Henry Chinaski and Women!

“No, I only write after it gets dark. I can never write in the day”

The fifty years old man said to Lydia.

When I started reading literature seriously, I was already mature enough. But I knew since a very young age that books get into your mind. As a child, I was a comic book lover. And those comic- heroes used to get into my head; I was behaving like them when I was alone. You should always read good books. That was a piece of advice. I followed it to date.

I think after reading this book, I broke my literary abstinence. I admonished myself. This book was my introduction to Charles Bukowski. I had not heard this name earlier and nobody recommended this book to me. I stumbled across it by chance. And From the very first page, I was welcomed with intemperance. There was no restraint! So much vulgar slang!

I will not recommend this book to anyone. It’s highly adult in content from the very beginning. And it’s monstrous in moral pursuit and licentious in delivery too. There is a lot of dope and booze and lechery all around. Venereal depictions and misogynistic prose are almost on every other page! Repeating the same thing again and again! Alcoholism, dipsomania, and lots of rumpy-pumpy! Only the name of the woman was different. The protagonist Hank Chinaski was the same. This book is porn on paper.

In the beginning, a woman teaches a 50-year-old man the trick, mumbling to herself,

“You can’t teach an old dog new tricks!”

Even in this sort of book, I found a poetic paragraph to share with, you must know that Hank Chinaski is also a poet, apart from alcohol and women he writes poems in between.

“I think you deserve some love”, She said.

“I had a dream about you. I opened your chest like a cabinet. It had doors and when I opened the door as I saw all kinds of soft things inside you- teddy bears, tiny fuzzy animals, all these soft cuddly things. Then I had a dream about this other man. He walked up to me and handed me some pieces of paper. He was a writer. I took the pieces of paper and looked at them and the pieces of paper had cancer. His writing had cancer. I go by my dreams. You deserve some love.”

After finishing the book, (No, not after finishing, I started searching even after the first two chapters) I searched about the author and came to know that he is very popular. People read him and his books are bestsellers. I also came to know that Hank Chinaski is the alter ego of the author. So my stance will be a bit different then.

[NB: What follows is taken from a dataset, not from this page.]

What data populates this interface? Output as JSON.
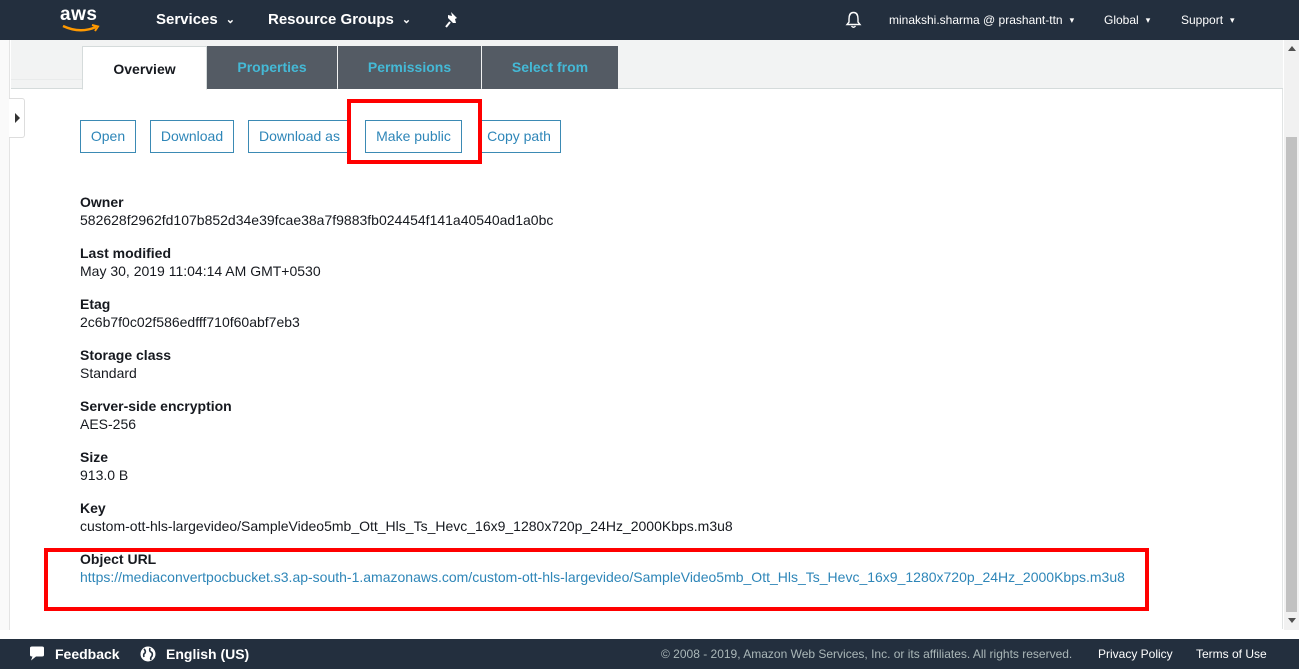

This novel was published in 1978. He worked in a post office and the moment he left the job there within a short period of time he wrote his first book the title was “post office”. All writers are made by life. They do not become such on their own. Their subject matter is prepared by life and thus they just write, mechanically, unintended, or maybe unemotionally. As Bukowski briefly explained somewhere, that he had one of the two choices – “stay in the post office and go crazy … or stay out and play at writer and starve.” He further clarified that he decided to starve.

Now finally, Though I will remain a dyed-in-the-wool conservative, regarding my mandate on the content of this book, yet I will utter an indispensable fact in the end that will do justice to Charles Bukowski.

The fact is that this man knows how to write a book. Look at those short sentences. He does not use any ornamentation. No complicated word. He says shit a shit. He is honest in a savagely violent way. He does not care about anything. He produces fun. Boisterous merriment. He is too filthy. Repetitive. Afar from my own self-inflicted moral ground. Yet I read the book completely. So those who want to become writers should go and check these capabilities of the author once. He knows how to bind a reader even if he has nothing to offer!